REDUCE YOUR CONSUMPTION OF THESE FIVE FOODS TO CUT THE RISK OF TYPE 2 DIABETES

With 4.3 million people in the UK suffering from Type 2 Diabetes and a further 2.4 million at risk of developing the condition, qualified nutritional therapist and naturopath Caroline Peyton shares some tips on how to take positive and preventative action by amending your dietary choices.

Type 2 Diabetes occurs when the body is unable to control the levels of glucose circulating in the bloodstream. This occurs for two reasons: a) The pancreas is no longer able to produce sufficient insulin, which is the hormone that controls the movement of sugar into the cells (to be used for energy production); b) The body’s cells no longer recognise the signal to take up glucose from the bloodstream; the cells then become resistant to insulin and cannot take up the glucose leaving levels in the blood (dangerously) too high. 

It is considered a lifestyle disease because dietary and lifestyle choices (like exercise) can determine whether you are at risk of developing the condition. Dr David Unwin, a GP in Southport, won the NHS Innovator of the Year award in 2016 for his work with diabetes patients, proving that making dietary adjustments can help to reverse the effects of Typ2 2 Diabetes. 

Ahead of Diabetes Awareness Week (June 12-18), here are my top tips for reducing your consumption of foods that can lead to Type 2 Diabetes: 

Your focus should be on reducing all sugary and starchy foods as these deliver too much sugar into the bloodstream too quickly.

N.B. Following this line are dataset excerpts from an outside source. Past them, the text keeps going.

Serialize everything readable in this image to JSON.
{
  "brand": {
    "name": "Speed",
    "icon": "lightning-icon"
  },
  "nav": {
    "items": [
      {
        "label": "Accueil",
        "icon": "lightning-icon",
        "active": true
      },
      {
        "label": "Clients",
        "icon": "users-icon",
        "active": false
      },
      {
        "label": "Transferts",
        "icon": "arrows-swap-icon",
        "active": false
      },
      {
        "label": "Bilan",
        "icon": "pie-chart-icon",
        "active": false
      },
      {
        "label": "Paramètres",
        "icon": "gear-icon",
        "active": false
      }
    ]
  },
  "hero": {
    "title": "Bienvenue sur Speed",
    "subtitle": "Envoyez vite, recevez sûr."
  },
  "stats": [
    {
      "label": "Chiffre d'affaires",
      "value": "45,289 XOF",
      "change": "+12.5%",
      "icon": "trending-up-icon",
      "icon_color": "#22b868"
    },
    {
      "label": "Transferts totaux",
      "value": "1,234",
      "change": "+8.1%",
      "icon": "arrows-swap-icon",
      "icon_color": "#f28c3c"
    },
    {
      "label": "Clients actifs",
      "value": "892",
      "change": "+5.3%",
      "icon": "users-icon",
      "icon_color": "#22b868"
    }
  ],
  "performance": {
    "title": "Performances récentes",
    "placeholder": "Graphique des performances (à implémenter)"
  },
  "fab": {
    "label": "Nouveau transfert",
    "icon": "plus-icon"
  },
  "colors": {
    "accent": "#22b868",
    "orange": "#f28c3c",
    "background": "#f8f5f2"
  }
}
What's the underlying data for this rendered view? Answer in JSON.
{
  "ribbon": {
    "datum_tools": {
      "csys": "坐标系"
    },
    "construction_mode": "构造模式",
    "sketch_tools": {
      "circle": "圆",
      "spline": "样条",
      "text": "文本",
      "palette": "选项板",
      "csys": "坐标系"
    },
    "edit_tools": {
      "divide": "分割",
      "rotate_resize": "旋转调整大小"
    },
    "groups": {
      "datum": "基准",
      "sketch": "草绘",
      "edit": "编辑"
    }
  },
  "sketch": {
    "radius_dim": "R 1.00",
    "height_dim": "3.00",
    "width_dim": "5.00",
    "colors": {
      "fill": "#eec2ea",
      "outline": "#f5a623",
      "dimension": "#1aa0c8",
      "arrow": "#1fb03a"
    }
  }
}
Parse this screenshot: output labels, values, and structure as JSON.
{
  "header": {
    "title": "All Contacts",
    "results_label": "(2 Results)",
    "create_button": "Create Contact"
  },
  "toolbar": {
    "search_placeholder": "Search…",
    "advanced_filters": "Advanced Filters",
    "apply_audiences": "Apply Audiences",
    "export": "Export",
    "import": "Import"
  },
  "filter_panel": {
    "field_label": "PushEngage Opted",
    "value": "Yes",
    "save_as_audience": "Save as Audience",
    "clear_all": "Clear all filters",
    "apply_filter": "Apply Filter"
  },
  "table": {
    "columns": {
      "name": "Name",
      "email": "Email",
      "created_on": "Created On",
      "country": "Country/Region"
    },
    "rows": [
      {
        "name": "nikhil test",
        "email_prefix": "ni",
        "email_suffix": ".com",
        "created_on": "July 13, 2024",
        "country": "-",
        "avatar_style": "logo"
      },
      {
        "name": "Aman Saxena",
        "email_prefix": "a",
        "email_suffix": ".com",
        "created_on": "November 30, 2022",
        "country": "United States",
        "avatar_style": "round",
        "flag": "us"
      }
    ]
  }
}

  1. Starchy grains: Did you know that all grains – like wheat, oats and barley – are starches? They are a rich source of simple sugars (glucose) which become transported into the bloodstream. However, white refined grains – like bread, pasta and white rice – have lost their fibre content. These are digested more rapidly to become simple sugars, which can spike blood sugar levels. So you want to avoid white refined grains and only eat wholegrains (such as oats, brown rice, and wholegrain bread) in small portions, once a day. My top tip is to avoid pasta altogether!
  2. Wheat-based products: Far too many of our food choices contain wheat. Think pizza, pies, pastry, crackers, cakes and biscuits. These tend to lack sufficient protein and fats and are often served alongside more starchy foods like potatoes. It’s a starch/sugar overload! My tip is to choose one or the other.
  3. Starchy (root) vegetables: The word starch highlights the sugar content of these foods. Many of these are what we know as the “root” vegetables like potatoes (both white and sweet varieties), parsnips, swede, beetroot and turnips. Sweetcorn and butternut squash are also starchy vegetables. Beetroot, sweet potato and squashes are nutritious choices, so you can eat these in moderation. And carrots, while belonging to the root vegetable family, are actually non-starchy. If you eat the others, keep them to small portions and do not eat them with other starchy foods: eg. potato and parsnip, beetroot and pasta, squash and rice. Choose one or the other.
  4. Cereals: Did you know that most of the cereals we eat are based on refined grains and deliver far too much sugar into the body? The marketing hype may mention added nutrients and fibre, but the carbohydrate/sugar levels are usually too high to be a wise breakfast choice. Also, you should be careful when choosing  “healthy looking” muesli or granola because the combination of grains and dried fruit increases the sugar content. My tip is to avoid them.
  5. Fruits: But fruit is healthy, right? Many fruits have a high sugar or starch level. Tropical fruits (pineapple, mango), grapes and bananas tend to be the worst culprits as they quickly deliver sugar into the bloodstream. Fruits should be eaten in moderation, no more than two portions a day. Dried fruit and fruit juices are even worse choices as they have even higher sugar levels. 

The vast majority of the population eats too many of these foods every day. Be mindful of your choices, reduce your overall intake and you will be helping to keep your risk of Type 2 Diabetes at bay.